Multiple factors are involved in tumor progression, and numerous recent studies have implicated lncRNAs as critical regulators of these processes. In the present study, we identified a NSCLC metastasis-associated lncRNA LINC01234, which is highly expressed in metastatic NSCLC tissues and significantly associated with shorter survival time. In addition, modulation of LINC01234 expression revealed its oncogenic activity through promotion of cell migration, invasion, supporting a potential role for LINC01234 dysregulation in NSCLC progression. Indeed, complementary in vivo studies using a mouse model revealed that LINC01234 plays a key role in tumor metastasis.

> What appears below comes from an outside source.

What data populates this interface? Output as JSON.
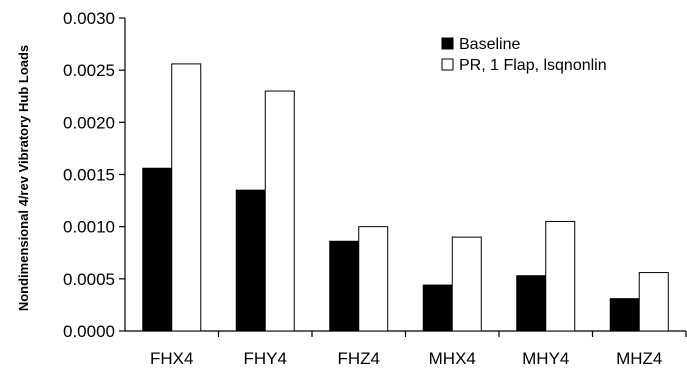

A great number of recent studies have demonstrated that lncRNAs contribute to cancer progression through numerous mechanisms; for example, by recruiting histone modification enzymes (such as EZH2, SUZ12, and LSD1) that repress or activate gene transcription [
15,
16] acting as competing endogenous RNAs (ceRNAs) or sponges to inhibit microRNA (miRNA) activity [
11], interacting with RNA-binding proteins (e.g., STAU1, UPF1, and hnRNPL) to regulate mRNA stability [
10,
17,
18] and encoding small active peptide [
19]. In the present study, we investigated the molecular mechanisms through which LINC01234 regulated the tumor progression-related behavior of NSCLC cells, and found that LINC01234 interacted with several RNA-binding proteins, including Ago2, EZH2, LSD1 and SUZ12. Accumulating evidence has revealed the existence of a widespread ceRNA interaction network in which lncRNAs compete with miRNAs for binding sites in the 3′-UTR of target mRNAs. For example, HOXA11-AS promotes gastric cancer cell growth by functioning as a ceRNA for miR-1297 [
16], while HOXD-AS1 acts as a ceRNA for miR-130a-3p and facilitates liver cancer metastasis by regulating SOX4 [
20]. Here, we showed that LINC01234 is a ceRNA for miR-340-5p and miR-27b-3p and antagonizes their repression of VAV3 protein translation in NSCLC cells. MiR-340 and miR-27b have been reported to have tumor-suppressive functions in multiple cancers. For instance, Li et al. reported that miR-340 inhibits ovarian cancer metastasis via inactivation of NF-x03BA;B1 [
21]. Yan et al. found that miRNA-340 inhibits the invasion of esophageal cancer by targeting phosphoserine aminotransferase 1 [
22]. MiR-27b has also been shown to inhibit gastric cancer metastasis by targeting NR2F2 [
23], and suppress NSCLC invasion by targeting SP1 [
24]. In addition to these findings, our results showed that overexpression of miRNA-340 and miR-27b repressed NSCLC cell invasion by targeting VAV3 expression. The VAV family of guanine nucleotide exchange factors participates in numerous important pathological processes, including oncogenesis and cell transformation. Recent studies showed that VAV3 expression is increased in breast, prostate, and colorectal cancer [
25‐
27], and VAV3 promoted cell metastasis in gastric cancer [
28]. Consistent with this, we also found that VAV3 was upregulated in NSCLC, and its knockdown inhibited NSCLC cell invasion. These findings suggest that the LINC01234–miR-340-5p/miR-27b-3p–VAV3 axis plays important roles in the progression of NSCLC.
Our data showed that, in addition to functioning as a ceRNA in the cytoplasm, LINC01234 interacts with some well-known histone modification enzymes, such as EZH2, SUZ12, and LSD1, to repress target gene expression (BTG2) in the nucleus. EZH2 and SUZ12 are core subunits of the Polycomb repressive complex 2 (PRC2), which suppresses gene transcription by trimethylating H3K27. In human melanoma cells, loss of EZH2 partially interfered with invasion capacity [
29]. LSD1, one of the first discovered protein lysine demethylases, demethylates H3K4me2 to H3K4me1 or H3K4me0 [
30]. LSD1 has been found to contribute to invasion and metastasis of luminal breast cancer cells [
31]. We propose that LINC01234 acts as a scaffold and recruits EZH2 and LSD1 to the promoter regions of BTG2, thereby repressing its transcription in NSCLC cells. BTG2 is a newly identified tumor suppressor that belongs to the BTG/TOB family, and many studies have revealed that BTG2 is downregulated in various cancers, including breast cancer, osteosarcoma, and bladder cancer. BTG2 inhibited the hepatocellular carcinoma cell invasion and metastasis [
32‐
34]. Our data show that BTG2 expression is reduced in NSCLC tissues compared with normal lung tissues, and is associated with shorter patient survival. In NSCLC, overexpression of BTG2 inhibited cell invasion, and rescue experiments confirmed that the oncogenic function of LINC01234 is partly dependent on repression of BTG2 transcription.